Framework Interpretation
Six actuators do not guarantee six independently resolvable degrees of freedom. In mechanically coupled systems, axes cannot be isolated or driven independently. Actuator count is not a fidelity criterion.
Does Not Prove
That each axis operates independently, or that the system resolves motion at the center of mass.

Professional Simulator

Common Use
Applied broadly to any commercial or high-cost system without a defined technical threshold. Typically used to distinguish from consumer products.
Framework Interpretation
Within the framework, a system's designation must be supported by measurable fidelity criteria. Price, visual quality, and market positioning are not structural indicators of classification or training validity.
Does Not Prove
Classification category, SFR score, or training validity.

FIA Approved / Licensed / Endorsed

Common Use
Used to imply that the FIA has validated a system's technical accuracy or training effectiveness. Applied to consumer and commercial simulation products.
Framework Interpretation
The FIA sets regulations for real-world motorsport competition. Licensing arrangements between the FIA and simulation manufacturers are commercial agreements. They are not technical certifications of simulation fidelity, architecture compliance, or training validity.
Does Not Prove
Architecture compliance, SFR classification, or training validity.
Related Page

Realistic

Common Use
Applied to any system that appears visually convincing or produces intense physical sensations.
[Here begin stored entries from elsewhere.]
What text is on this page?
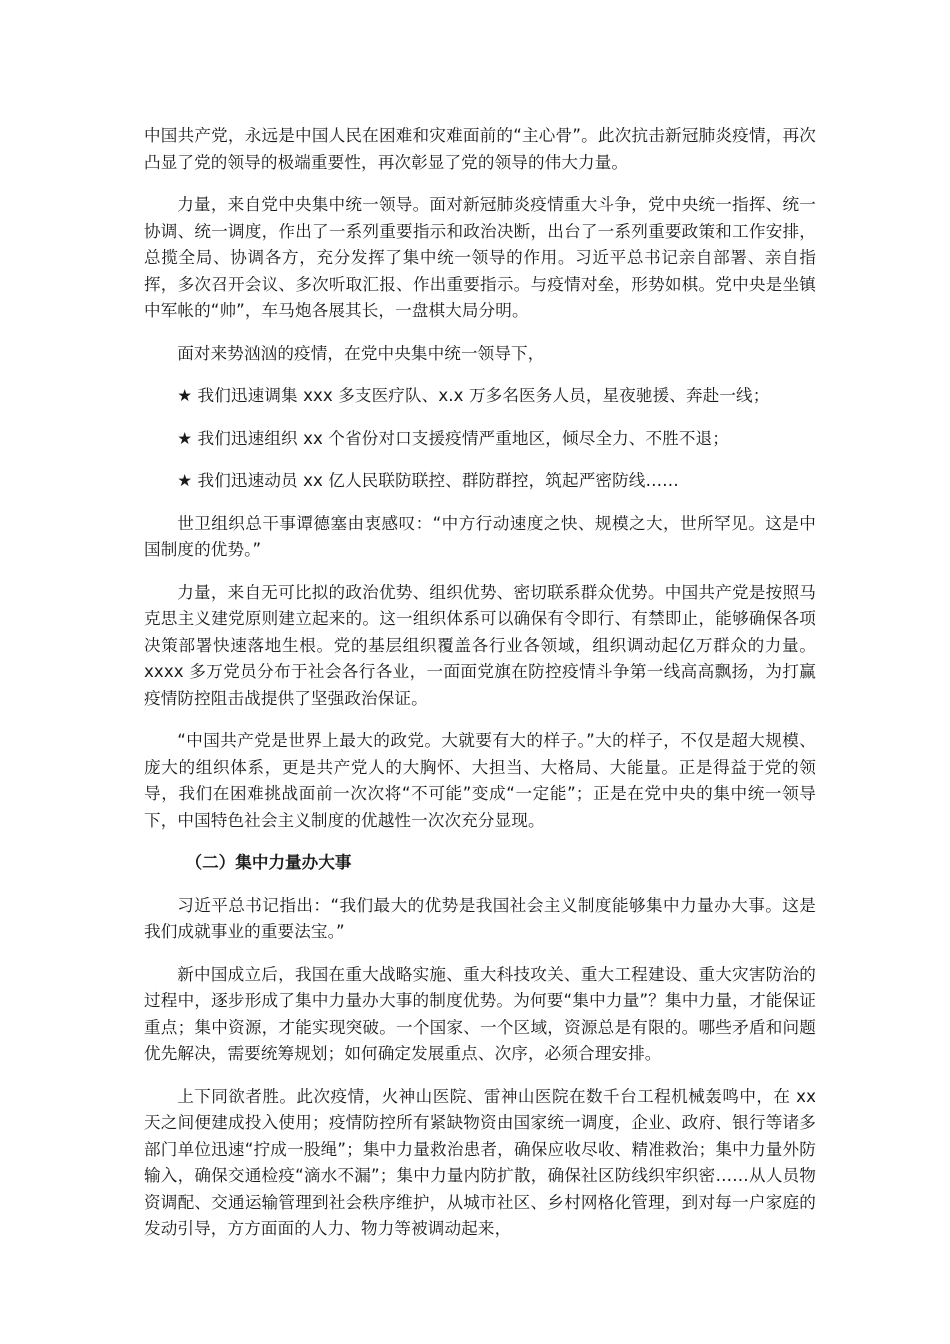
中国共产党，永远是中国人民在困难和灾难面前的“主心骨”。此次抗击新冠肺炎疫情，再次凸显了党的领导的极端重要性，再次彰显了党的领导的伟大力量。

力量，来自党中央集中统一领导。面对新冠肺炎疫情重大斗争，党中央统一指挥、统一协调、统一调度，作出了一系列重要指示和政治决断，出台了一系列重要政策和工作安排，总揽全局、协调各方，充分发挥了集中统一领导的作用。习近平总书记亲自部署、亲自指挥，多次召开会议、多次听取汇报、作出重要指示。与疫情对垒，形势如棋。党中央是坐镇中军帐的“帅”，车马炮各展其长，一盘棋大局分明。

面对来势汹汹的疫情，在党中央集中统一领导下，

★ 我们迅速调集 xxx 多支医疗队、x.x 万多名医务人员，星夜驰援、奔赴一线；

★ 我们迅速组织 xx 个省份对口支援疫情严重地区，倾尽全力、不胜不退；

★ 我们迅速动员 xx 亿人民联防联控、群防群控，筑起严密防线……

世卫组织总干事谭德塞由衷感叹：“中方行动速度之快、规模之大，世所罕见。这是中国制度的优势。”

力量，来自无可比拟的政治优势、组织优势、密切联系群众优势。中国共产党是按照马克思主义建党原则建立起来的。这一组织体系可以确保有令即行、有禁即止，能够确保各项决策部署快速落地生根。党的基层组织覆盖各行业各领域，组织调动起亿万群众的力量。xxxx 多万党员分布于社会各行各业，一面面党旗在防控疫情斗争第一线高高飘扬，为打赢疫情防控阻击战提供了坚强政治保证。

“中国共产党是世界上最大的政党。大就要有大的样子。”大的样子，不仅是超大规模、庞大的组织体系，更是共产党人的大胸怀、大担当、大格局、大能量。正是得益于党的领导，我们在困难挑战面前一次次将“不可能”变成“一定能”；正是在党中央的集中统一领导下，中国特色社会主义制度的优越性一次次充分显现。

（二）集中力量办大事

习近平总书记指出：“我们最大的优势是我国社会主义制度能够集中力量办大事。这是我们成就事业的重要法宝。”

新中国成立后，我国在重大战略实施、重大科技攻关、重大工程建设、重大灾害防治的过程中，逐步形成了集中力量办大事的制度优势。为何要“集中力量”？集中力量，才能保证重点；集中资源，才能实现突破。一个国家、一个区域，资源总是有限的。哪些矛盾和问题优先解决，需要统筹规划；如何确定发展重点、次序，必须合理安排。

上下同欲者胜。此次疫情，火神山医院、雷神山医院在数千台工程机械轰鸣中，在 xx 天之间便建成投入使用；疫情防控所有紧缺物资由国家统一调度，企业、政府、银行等诸多部门单位迅速“拧成一股绳”；集中力量救治患者，确保应收尽收、精准救治；集中力量外防输入，确保交通检疫“滴水不漏”；集中力量内防扩散，确保社区防线织牢织密……从人员物资调配、交通运输管理到社会秩序维护，从城市社区、乡村网格化管理，到对每一户家庭的发动引导，方方面面的人力、物力等被调动起来，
A subjective descriptor used across all product categories.
Framework Interpretation
Realism within the framework is a structural property, not a perceptual one. A system that delivers incorrect motion timing may feel realistic while training incorrect responses. Visual fidelity and motion magnitude are not structural equivalents of correctness.
Does Not Prove
Physics accuracy, motion timing correctness, or training transfer.

Driver-in-the-Loop

Common Use
Often used interchangeably with "simulator" to describe any system in which a driver interacts with simulation software. Applied broadly across product categories.
Framework Interpretation
Within the framework, "in-the-loop" is a formal classification category requiring specific structural conditions: physics-first architecture, independent axes, center-of-mass alignment, and real-time synchronization. A driver interacting with a system does not satisfy these conditions by default.
Does Not Prove
In-the-loop classification unless all structural criteria defined by the framework are satisfied.
Related Page

Why Terms Are Commonly Misused


Terminology drift in simulation follows predictable patterns. In the absence of formal standards, descriptors expand to fill the definitional gap. The following four mechanisms account for most controlled-term misuse within the industry.

Actuator Count

Higher actuator numbers suggest greater capability. Terms like "6DOF" and "Full Motion" are routinely applied based on actuator count alone, without reference to axis independence or motion origin.

Visual Scale

Immersive visual environments create perceived realism, which supports "realistic" and "professional" descriptors. Visual fidelity is not a substitute for structural correctness and does not imply category validity.

Brand Association

Licensing agreements with recognized motorsport organizations create perceived technical endorsement. A commercial licensing arrangement is not a technical certification of architecture compliance or training validity.

Market Positioning

Terms such as "professional," "race-grade," and "simulation-grade" establish category positioning without reference to structural criteria. In the absence of formal classification, these terms fill the definitional gap without earning it.

Terminology Must Follow Structure


Language does not determine fidelity.

Structure determines fidelity.

Terminology must remain subordinate to classification, measurement, and architecture.

A term applied without structural support is a description, not a classification.

Terminology Control


A term is valid within the framework only when its meaning is supported by structure, measurement, and category definition.

If the term cannot be traced to a structural criterion, it is not a classification signal.